The space of school, she continues, is associated with constrained learning, whereas informal spaces frame learning in a more attractive way. And that is why attractiveness, of all things, is the Holy Grail of YouTubers wishing to appeal to knowledge-thirsty viewers. Andrew Burn, professor of media education at UCL, agrees that YouTube’s aura as a provider of playful popular culture is key in motivating users to acquire knowledge through its content. “YouTube has a culture of pleasurable content,” he says. “It is an easy and engaging way to learn.”

Another major perk of using digital tools such as YouTube for learning is accessibility: with over one billion users, which accounts for a third of the Internet, a YouTube video has the potential to reach people in the way that traditional teaching can’t. Earl, for instance, says that on average each of her grammar videos is translated into 18 different languages. “And it is free to access,” she says. “People don’t have to pay us any money to educate themselves.”
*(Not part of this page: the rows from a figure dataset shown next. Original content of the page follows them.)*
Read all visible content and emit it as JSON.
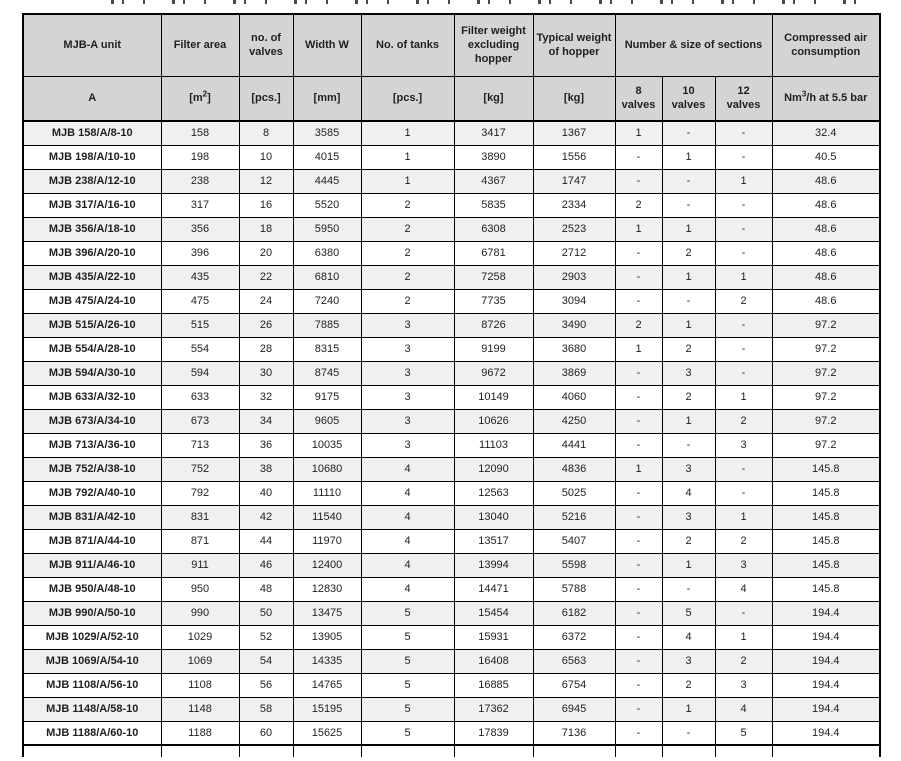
{
  "colors": {
    "header_bg": "#d4d4d4",
    "row_shaded_bg": "#f0f0f0",
    "row_plain_bg": "#ffffff",
    "border": "#000000",
    "text": "#1f1f1f"
  },
  "table": {
    "header_row1": [
      "MJB-A unit",
      "Filter area",
      "no. of valves",
      "Width W",
      "No. of tanks",
      "Filter weight excluding hopper",
      "Typical weight of hopper",
      "Number & size of sections",
      "Compressed air consumption"
    ],
    "header_row2": {
      "a": "A",
      "m2_pre": "[m",
      "m2_sup": "2",
      "m2_post": "]",
      "pcs_valves": "[pcs.]",
      "mm": "[mm]",
      "pcs_tanks": "[pcs.]",
      "kg_filter": "[kg]",
      "kg_hopper": "[kg]",
      "v8_num": "8",
      "v8_word": "valves",
      "v10_num": "10",
      "v10_word": "valves",
      "v12_num": "12",
      "v12_word": "valves",
      "nm3_pre": "Nm",
      "nm3_sup": "3",
      "nm3_post": "/h at 5.5 bar"
    },
    "rows": [
      [
        "MJB 158/A/8-10",
        "158",
        "8",
        "3585",
        "1",
        "3417",
        "1367",
        "1",
        "-",
        "-",
        "32.4"
      ],
      [
        "MJB 198/A/10-10",
        "198",
        "10",
        "4015",
        "1",
        "3890",
        "1556",
        "-",
        "1",
        "-",
        "40.5"
      ],
      [
        "MJB 238/A/12-10",
        "238",
        "12",
        "4445",
        "1",
        "4367",
        "1747",
        "-",
        "-",
        "1",
        "48.6"
      ],
      [
        "MJB 317/A/16-10",
        "317",
        "16",
        "5520",
        "2",
        "5835",
        "2334",
        "2",
        "-",
        "-",
        "48.6"
      ],
      [
        "MJB 356/A/18-10",
        "356",
        "18",
        "5950",
        "2",
        "6308",
        "2523",
        "1",
        "1",
        "-",
        "48.6"
      ],
      [
        "MJB 396/A/20-10",
        "396",
        "20",
        "6380",
        "2",
        "6781",
        "2712",
        "-",
        "2",
        "-",
        "48.6"
      ],
      [
        "MJB 435/A/22-10",
        "435",
        "22",
        "6810",
        "2",
        "7258",
        "2903",
        "-",
        "1",
        "1",
        "48.6"
      ],
      [
        "MJB 475/A/24-10",
        "475",
        "24",
        "7240",
        "2",
        "7735",
        "3094",
        "-",
        "-",
        "2",
        "48.6"
      ],
      [
        "MJB 515/A/26-10",
        "515",
        "26",
        "7885",
        "3",
        "8726",
        "3490",
        "2",
        "1",
        "-",
        "97.2"
      ],
      [
        "MJB 554/A/28-10",
        "554",
        "28",
        "8315",
        "3",
        "9199",
        "3680",
        "1",
        "2",
        "-",
        "97.2"
      ],
      [
        "MJB 594/A/30-10",
        "594",
        "30",
        "8745",
        "3",
        "9672",
        "3869",
        "-",
        "3",
        "-",
        "97.2"
      ],
      [
        "MJB 633/A/32-10",
        "633",
        "32",
        "9175",
        "3",
        "10149",
        "4060",
        "-",
        "2",
        "1",
        "97.2"
      ],
      [
        "MJB 673/A/34-10",
        "673",
        "34",
        "9605",
        "3",
        "10626",
        "4250",
        "-",
        "1",
        "2",
        "97.2"
      ],
      [
        "MJB 713/A/36-10",
        "713",
        "36",
        "10035",
        "3",
        "11103",
        "4441",
        "-",
        "-",
        "3",
        "97.2"
      ],
      [
        "MJB 752/A/38-10",
        "752",
        "38",
        "10680",
        "4",
        "12090",
        "4836",
        "1",
        "3",
        "-",
        "145.8"
      ],
      [
        "MJB 792/A/40-10",
        "792",
        "40",
        "11110",
        "4",
        "12563",
        "5025",
        "-",
        "4",
        "-",
        "145.8"
      ],
      [
        "MJB 831/A/42-10",
        "831",
        "42",
        "11540",
        "4",
        "13040",
        "5216",
        "-",
        "3",
        "1",
        "145.8"
      ],
      [
        "MJB 871/A/44-10",
        "871",
        "44",
        "11970",
        "4",
        "13517",
        "5407",
        "-",
        "2",
        "2",
        "145.8"
      ],
      [
        "MJB 911/A/46-10",
        "911",
        "46",
        "12400",
        "4",
        "13994",
        "5598",
        "-",
        "1",
        "3",
        "145.8"
      ],
      [
        "MJB 950/A/48-10",
        "950",
        "48",
        "12830",
        "4",
        "14471",
        "5788",
        "-",
        "-",
        "4",
        "145.8"
      ],
      [
        "MJB 990/A/50-10",
        "990",
        "50",
        "13475",
        "5",
        "15454",
        "6182",
        "-",
        "5",
        "-",
        "194.4"
      ],
      [
        "MJB 1029/A/52-10",
        "1029",
        "52",
        "13905",
        "5",
        "15931",
        "6372",
        "-",
        "4",
        "1",
        "194.4"
      ],
      [
        "MJB 1069/A/54-10",
        "1069",
        "54",
        "14335",
        "5",
        "16408",
        "6563",
        "-",
        "3",
        "2",
        "194.4"
      ],
      [
        "MJB 1108/A/56-10",
        "1108",
        "56",
        "14765",
        "5",
        "16885",
        "6754",
        "-",
        "2",
        "3",
        "194.4"
      ],
      [
        "MJB 1148/A/58-10",
        "1148",
        "58",
        "15195",
        "5",
        "17362",
        "6945",
        "-",
        "1",
        "4",
        "194.4"
      ],
      [
        "MJB 1188/A/60-10",
        "1188",
        "60",
        "15625",
        "5",
        "17839",
        "7136",
        "-",
        "-",
        "5",
        "194.4"
      ]
    ]
  }
}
For all its benefits, however, can informal learning through digital platforms like YouTube ever come to be valued equally to the academic experience? Burn addresses this issue as the potential “hijacking” of education, and one which we should be careful with. He is not the only one to show concern: Cate Burlington’s study on informal learning through YouTube for the University of Newfoundland reaches similar conclusions. She argues that, unlike material found in textbooks or explained by a teacher, YouTube videos don’t go through an editorial process – so it is left to the viewer to evaluate the accuracy of information found online.
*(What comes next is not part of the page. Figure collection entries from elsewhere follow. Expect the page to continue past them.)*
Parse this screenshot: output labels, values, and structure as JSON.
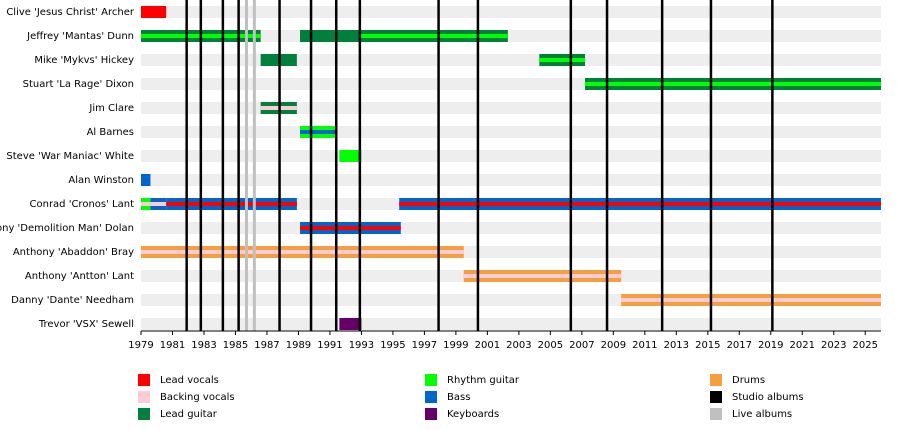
{
  "chart_data": {
    "type": "timeline",
    "xlim": [
      1979,
      2026
    ],
    "xticks": [
      1979,
      1981,
      1983,
      1985,
      1987,
      1989,
      1991,
      1993,
      1995,
      1997,
      1999,
      2001,
      2003,
      2005,
      2007,
      2009,
      2011,
      2013,
      2015,
      2017,
      2019,
      2021,
      2023,
      2025
    ],
    "legend": [
      {
        "name": "Lead vocals",
        "color": "#ff0000"
      },
      {
        "name": "Backing vocals",
        "color": "#ffccd5"
      },
      {
        "name": "Lead guitar",
        "color": "#00803c"
      },
      {
        "name": "Rhythm guitar",
        "color": "#00ff00"
      },
      {
        "name": "Bass",
        "color": "#0066cc"
      },
      {
        "name": "Keyboards",
        "color": "#660066"
      },
      {
        "name": "Drums",
        "color": "#f5a040"
      },
      {
        "name": "Studio albums",
        "color": "#000000"
      },
      {
        "name": "Live albums",
        "color": "#c0c0c0"
      }
    ],
    "members": [
      {
        "name": "Clive 'Jesus Christ' Archer",
        "periods": [
          {
            "start": 1979,
            "end": 1980.6,
            "role": "Lead vocals"
          }
        ]
      },
      {
        "name": "Jeffrey 'Mantas' Dunn",
        "periods": [
          {
            "start": 1979,
            "end": 1986.6,
            "role": "Lead guitar",
            "stripe": "Rhythm guitar"
          },
          {
            "start": 1989.1,
            "end": 1992.9,
            "role": "Lead guitar"
          },
          {
            "start": 1992.9,
            "end": 2002.3,
            "role": "Lead guitar",
            "stripe": "Rhythm guitar"
          }
        ]
      },
      {
        "name": "Mike 'Mykvs' Hickey",
        "periods": [
          {
            "start": 1986.6,
            "end": 1988.9,
            "role": "Lead guitar"
          },
          {
            "start": 2004.3,
            "end": 2007.2,
            "role": "Lead guitar",
            "stripe": "Rhythm guitar"
          }
        ]
      },
      {
        "name": "Stuart 'La Rage' Dixon",
        "periods": [
          {
            "start": 2007.2,
            "end": 2026,
            "role": "Lead guitar",
            "stripe": "Rhythm guitar"
          }
        ]
      },
      {
        "name": "Jim Clare",
        "periods": [
          {
            "start": 1986.6,
            "end": 1988.9,
            "role": "Lead guitar",
            "stripe": "Backing vocals"
          }
        ]
      },
      {
        "name": "Al Barnes",
        "periods": [
          {
            "start": 1989.1,
            "end": 1991.4,
            "role": "Rhythm guitar",
            "stripe": "Bass"
          }
        ]
      },
      {
        "name": "Steve 'War Maniac' White",
        "periods": [
          {
            "start": 1991.6,
            "end": 1993.0,
            "role": "Rhythm guitar"
          }
        ]
      },
      {
        "name": "Alan Winston",
        "periods": [
          {
            "start": 1979,
            "end": 1979.6,
            "role": "Bass"
          }
        ]
      },
      {
        "name": "Conrad 'Cronos' Lant",
        "periods": [
          {
            "start": 1979,
            "end": 1979.6,
            "role": "Rhythm guitar",
            "stripe": "Backing vocals"
          },
          {
            "start": 1979.6,
            "end": 1980.6,
            "role": "Bass",
            "stripe": "Backing vocals"
          },
          {
            "start": 1980.6,
            "end": 1988.9,
            "role": "Bass",
            "stripe": "Lead vocals"
          },
          {
            "start": 1995.4,
            "end": 2026,
            "role": "Bass",
            "stripe": "Lead vocals"
          }
        ]
      },
      {
        "name": "Tony 'Demolition Man' Dolan",
        "periods": [
          {
            "start": 1989.1,
            "end": 1995.5,
            "role": "Bass",
            "stripe": "Lead vocals"
          }
        ]
      },
      {
        "name": "Anthony 'Abaddon' Bray",
        "periods": [
          {
            "start": 1979,
            "end": 1999.5,
            "role": "Drums",
            "stripe": "Backing vocals"
          }
        ]
      },
      {
        "name": "Anthony 'Antton' Lant",
        "periods": [
          {
            "start": 1999.5,
            "end": 2009.5,
            "role": "Drums",
            "stripe": "Backing vocals"
          }
        ]
      },
      {
        "name": "Danny 'Dante' Needham",
        "periods": [
          {
            "start": 2009.5,
            "end": 2026,
            "role": "Drums",
            "stripe": "Backing vocals"
          }
        ]
      },
      {
        "name": "Trevor 'VSX' Sewell",
        "periods": [
          {
            "start": 1991.6,
            "end": 1993.0,
            "role": "Keyboards"
          }
        ]
      }
    ],
    "studio_albums": [
      1981.9,
      1982.8,
      1984.2,
      1985.2,
      1987.8,
      1989.8,
      1991.4,
      1992.9,
      1997.9,
      2000.4,
      2006.3,
      2008.6,
      2012.1,
      2015.2,
      2019.1
    ],
    "live_albums": [
      1985.7,
      1986.2
    ]
  }
}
YouTube is trying to tackle this issue: in the raft of educative measures it announced last month, one included setting up a fund for creators making educational videos. To apply for the fund, creators will have to prove their expertise in a particular subject but aren't necessarily required to show academic or teaching credentials.

And the educational potential of YouTube is far from being dismissed by teachers. Burn does recommend caution, but he is also intrigued by the ways that new and traditional platforms can work together: “It will be interesting to look at ways to create traffic between the formal curriculum and the ‘outside of school’ curriculum,” he says. The digital revolution has not yet made university irrelevant, or so it seems.